Food for thought.

Just food for thought.

Color, that is what makes a painting. There is, as has been said by many, line, form, and color on a canvas. Different painters focus attention on one or two or all of these. Some, such as Ingres, think that line is the most important of the three. Not me. To me color forms the line and gives form. Concentrate on color and the lines, such as they are, appear. This method allows the viewer to use their imagination to interpret what they see. Cezanne said that “[l]ine is the means by which man accounts for the effect of light on objects, but in nature there are no lines - in nature everything is continuous and whole. … Hence, I never fix an outline; I spread a cloud of warm blond halftones over the contours - you can never put your finger right where the contours blend into the background. At close range, such labors look blurred and seem to lack precision, but at two paces everything congeals, solidifies and stands out; the body turns, the forms project, you feel the air circulating around them.”

When painting, you must paint what you see and not what your brain is telling you that you see. This is very hard to do. The brain of a living being uses its eyes to interpret what it sees. And based on experience and knowledge the brain programs shapes and forms so as to make living possible. Only children can see things without being influenced about what they are seeing.
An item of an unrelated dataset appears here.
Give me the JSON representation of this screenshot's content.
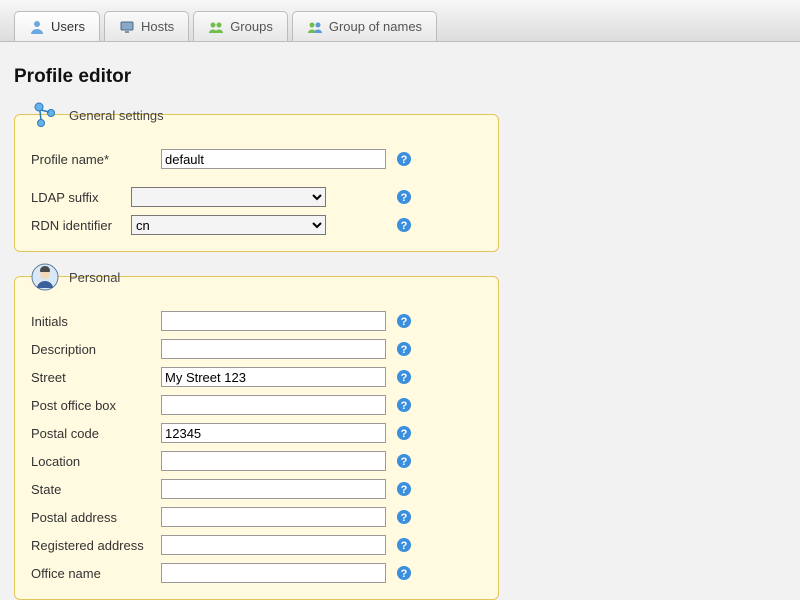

Leon Pelouse said that “[w]hen a child first begins to see, he or she is not biased by the knowledge that objects exist. The child looks for patterns of light. It takes a child some time to know what these gradations and smudges signify. As a child learns about objects, it forgets their original appearance and sees more with the mind than with its eyes.” One’s mind knows what things are and how they look. But in a general sense.

As an example of what I mean about the brain being programmed to know “things” it sees, consider this. Say you want to pick up a fork to eat a salad, instead of a knife or spoon. When you look down and see all three on the table, you will reach down and pick up the fork. Somehow, your brain knows what a fork looks like, and without any thought , you pick it up.. Now, forks come in many shapes ans sizes, but there is, in your brain, a basic idea of what a fork looks like, just as in Plato’s world of ideas.

So it is with painting. Paint what you see. When painting a tree, do not paint a tree but paint the colors that you see, without any preconceived idea of what the tree must look like.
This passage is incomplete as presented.